Durante todo o semestre a tensão foi bastante e contudo tentei ao máximo não desistir de todas as cadeiras que tinha para fazer. Era aquela coisa... se o ano passado tive 6 e passei a tudo 5 não eram realmente nada. 

Este ano tive uma das cadeiras mais exigentes de todo o meu curso, tanto a nível prático como a nível teórico (falarei de um dos pontos mais práticos num outro post). Quando começou essa cadeira, tive de me juntar a mais três colegas do que era suposto: devíamos ter sido três: eu e mais duas amigas. Contudo, juntamo-nos a mais três de um outro curso por insistência do professor. A coisa parecia que iria acontecer como deve ser: não nos conhecíamos, mas parecia que nos iríamos dar todas bem. No entanto, as coisas acabaram por descambar ao longo dos projetos e ao longo do tempo que nos iríamos conhecendo.

Quando se três raparigas se dão bem e se juntam a outras três raparigas que se dão bem entre elas, acabamos por não criar um grupo coeso. São apenas dois grupos que decidiram trabalhar juntos, apenas isso. A coisa começa a não correr melhor quando finalmente nos conhecemos e acabamos por entender quem é que realmente está a trabalhar para a nota. 

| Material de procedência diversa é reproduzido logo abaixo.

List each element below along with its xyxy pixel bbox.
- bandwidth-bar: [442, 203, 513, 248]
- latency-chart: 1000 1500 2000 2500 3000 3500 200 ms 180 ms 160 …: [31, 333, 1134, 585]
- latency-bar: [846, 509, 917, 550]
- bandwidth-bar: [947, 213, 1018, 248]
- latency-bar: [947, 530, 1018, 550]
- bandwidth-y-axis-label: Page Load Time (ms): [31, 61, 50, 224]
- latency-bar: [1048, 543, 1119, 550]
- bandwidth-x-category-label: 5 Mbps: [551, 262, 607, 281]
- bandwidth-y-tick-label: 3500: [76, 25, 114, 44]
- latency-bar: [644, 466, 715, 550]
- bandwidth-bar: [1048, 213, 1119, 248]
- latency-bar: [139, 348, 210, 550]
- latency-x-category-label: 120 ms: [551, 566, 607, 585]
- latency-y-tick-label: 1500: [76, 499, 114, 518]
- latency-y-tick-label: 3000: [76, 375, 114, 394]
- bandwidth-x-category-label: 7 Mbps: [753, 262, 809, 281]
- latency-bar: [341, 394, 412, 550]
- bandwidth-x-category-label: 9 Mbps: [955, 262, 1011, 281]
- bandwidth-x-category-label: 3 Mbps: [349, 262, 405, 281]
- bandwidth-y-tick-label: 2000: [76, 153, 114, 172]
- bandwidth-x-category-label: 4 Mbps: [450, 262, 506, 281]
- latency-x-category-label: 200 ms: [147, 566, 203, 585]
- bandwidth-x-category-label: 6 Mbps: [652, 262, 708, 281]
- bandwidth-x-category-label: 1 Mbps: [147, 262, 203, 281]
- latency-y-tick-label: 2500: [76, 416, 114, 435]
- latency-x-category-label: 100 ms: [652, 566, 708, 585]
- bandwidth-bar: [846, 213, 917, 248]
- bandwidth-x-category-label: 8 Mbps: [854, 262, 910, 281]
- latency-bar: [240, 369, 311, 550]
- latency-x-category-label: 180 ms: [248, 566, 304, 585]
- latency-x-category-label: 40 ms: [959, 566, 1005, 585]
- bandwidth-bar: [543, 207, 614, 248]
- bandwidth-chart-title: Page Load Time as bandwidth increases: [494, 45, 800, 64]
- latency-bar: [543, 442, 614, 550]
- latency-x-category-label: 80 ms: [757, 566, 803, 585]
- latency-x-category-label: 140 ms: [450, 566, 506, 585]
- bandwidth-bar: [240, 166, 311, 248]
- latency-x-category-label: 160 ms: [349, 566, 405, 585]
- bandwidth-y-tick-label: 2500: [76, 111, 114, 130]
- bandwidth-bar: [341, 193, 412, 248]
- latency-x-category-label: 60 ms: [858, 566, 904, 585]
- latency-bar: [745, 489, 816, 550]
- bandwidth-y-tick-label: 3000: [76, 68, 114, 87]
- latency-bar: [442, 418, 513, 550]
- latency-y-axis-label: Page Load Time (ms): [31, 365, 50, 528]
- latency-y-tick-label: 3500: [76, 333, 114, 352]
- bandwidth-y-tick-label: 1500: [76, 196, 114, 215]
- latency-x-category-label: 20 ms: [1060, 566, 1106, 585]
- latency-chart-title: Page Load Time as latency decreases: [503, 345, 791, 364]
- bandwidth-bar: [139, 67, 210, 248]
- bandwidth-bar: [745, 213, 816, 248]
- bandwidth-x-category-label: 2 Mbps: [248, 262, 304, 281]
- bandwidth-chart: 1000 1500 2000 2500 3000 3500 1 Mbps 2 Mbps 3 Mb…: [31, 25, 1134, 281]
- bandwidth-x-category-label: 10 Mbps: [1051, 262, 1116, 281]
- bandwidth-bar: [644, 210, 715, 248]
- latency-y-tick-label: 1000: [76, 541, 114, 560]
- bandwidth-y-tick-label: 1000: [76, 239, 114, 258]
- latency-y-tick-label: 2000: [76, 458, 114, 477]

Hoje tive a minha última avaliação na cadeira. Na semana passada depois da grande avaliação, ele mandou-nos dos trabalhos. Um para terça que seria a conclusão do grande projeto e o outro trabalho seria então o trabalho para entregar hoje. As três raparigas começaram a disparatar. O que é que disseram? Que ele devia estar maluco e que tinham outras coisas para fazer, que tinham outros testes e que desta forma elas estariam demasiado ocupadas para fazer um trabalhinho. 

Fiquei um pouco danada. Confesso que fiquei mesmo chateada, porquê? Porque parecia que apenas elas é que tinham trabalhos e testes para fazer e que nós as três teríamos realmente todo o tempo do mundo para trabalhar daquilo que o professor tinha pedido. No meio disto tudo, acabei por ficar calada e mantive-me concentrada. O problema estava a ser resolvido. Distribuímos tarefas e elas apenas tiveram de aceitar e pronto.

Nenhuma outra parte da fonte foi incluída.